NETHERLANDS - Falling interest rates as well as an negative returns on equities caused the cover ratio of Stichting Pensioenfonds Hoogovens to fall from 135.8% in 2007 to 105.5% a year later, even though the scheme had applied a sizeable interest rate hedge.
In its recovery plan to financial regulator DNB, the €4.4bn fund revealed its funding ratio had dropped further to 100% by the end of February, even though the fund had hedged a considerable part of its interest rate risks and limited its equity exposure to 18% of its portfolio.
The pension fund board has decided not to grant indexation to either pension benefits or pension rights and will not do so as long as the funding ratio does not reach the minimum statutory level of 105%.
Full indexation will only be awarded once the scheme's funding ratio rises to the requisite level of around 115%, which the board anticipates it will realise within 10 years.
The scheme said it will lift pension contributions to 22% and will keep contributions at the maximum level for the full recovery period of 15 years, as the scheme's board anticipates this will lift it out of its immediate the funding shortfall within three years.

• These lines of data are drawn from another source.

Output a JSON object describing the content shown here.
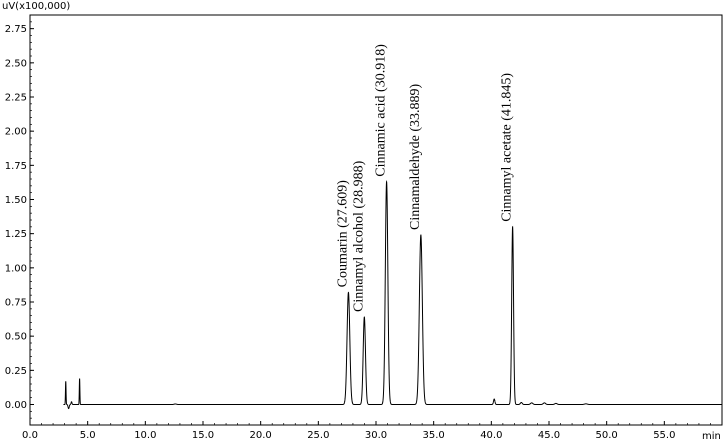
{
  "chart_data": {
    "type": "line",
    "y_unit_label": "uV(x100,000)",
    "x_unit_label": "min",
    "xlim": [
      0,
      60
    ],
    "ylim": [
      -0.15,
      2.85
    ],
    "xticks": [
      0,
      5,
      10,
      15,
      20,
      25,
      30,
      35,
      40,
      45,
      50,
      55
    ],
    "xtick_labels": [
      "0.0",
      "5.0",
      "10.0",
      "15.0",
      "20.0",
      "25.0",
      "30.0",
      "35.0",
      "40.0",
      "45.0",
      "50.0",
      "55.0"
    ],
    "yticks": [
      -0.25,
      0.0,
      0.25,
      0.5,
      0.75,
      1.0,
      1.25,
      1.5,
      1.75,
      2.0,
      2.25,
      2.5,
      2.75
    ],
    "ytick_labels": [
      "-0.25",
      "0.00",
      "0.25",
      "0.50",
      "0.75",
      "1.00",
      "1.25",
      "1.50",
      "1.75",
      "2.00",
      "2.25",
      "2.50",
      "2.75"
    ],
    "grid": false,
    "baseline": 0.0,
    "peaks": [
      {
        "label": "Coumarin (27.609)",
        "rt": 27.609,
        "height": 0.82,
        "width": 0.12
      },
      {
        "label": "Cinnamyl alcohol (28.988)",
        "rt": 28.988,
        "height": 0.64,
        "width": 0.1
      },
      {
        "label": "Cinnamic acid (30.918)",
        "rt": 30.918,
        "height": 1.63,
        "width": 0.11
      },
      {
        "label": "Cinnamaldehyde (33.889)",
        "rt": 33.889,
        "height": 1.24,
        "width": 0.13
      },
      {
        "label": "Cinnamyl acetate (41.845)",
        "rt": 41.845,
        "height": 1.3,
        "width": 0.08
      }
    ],
    "minor_peaks": [
      {
        "rt": 3.1,
        "height": 0.17,
        "width": 0.025
      },
      {
        "rt": 3.35,
        "height": -0.03,
        "width": 0.05
      },
      {
        "rt": 3.6,
        "height": 0.02,
        "width": 0.04
      },
      {
        "rt": 4.3,
        "height": 0.19,
        "width": 0.025
      },
      {
        "rt": 12.6,
        "height": 0.004,
        "width": 0.1
      },
      {
        "rt": 40.25,
        "height": 0.04,
        "width": 0.06
      },
      {
        "rt": 42.6,
        "height": 0.015,
        "width": 0.08
      },
      {
        "rt": 43.5,
        "height": 0.012,
        "width": 0.1
      },
      {
        "rt": 44.6,
        "height": 0.012,
        "width": 0.1
      },
      {
        "rt": 45.6,
        "height": 0.008,
        "width": 0.1
      },
      {
        "rt": 48.2,
        "height": 0.005,
        "width": 0.12
      }
    ],
    "colors": {
      "trace": "#000000",
      "axes": "#000000"
    }
  }
}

In a presentation on its annual members meeting, the association of former Hoogovens employees (VOHM) said, in order to fulfil indexation ambitions, the fund needs to realise an extra return on its investments of €175m per year or outperform the market by 7% - a scenario the association considers to be "extremely ambitious".
The VOHM has predicted a recovery of the financial markets will deliver an estimated extra return of 5% in 2009. In addition to the measures taken by the pension fund board, this should bring the funding ratio up to 89% at the end of this year.
The fund suffered a negative return on investments of 6% last year, largely as a result of falling equity values.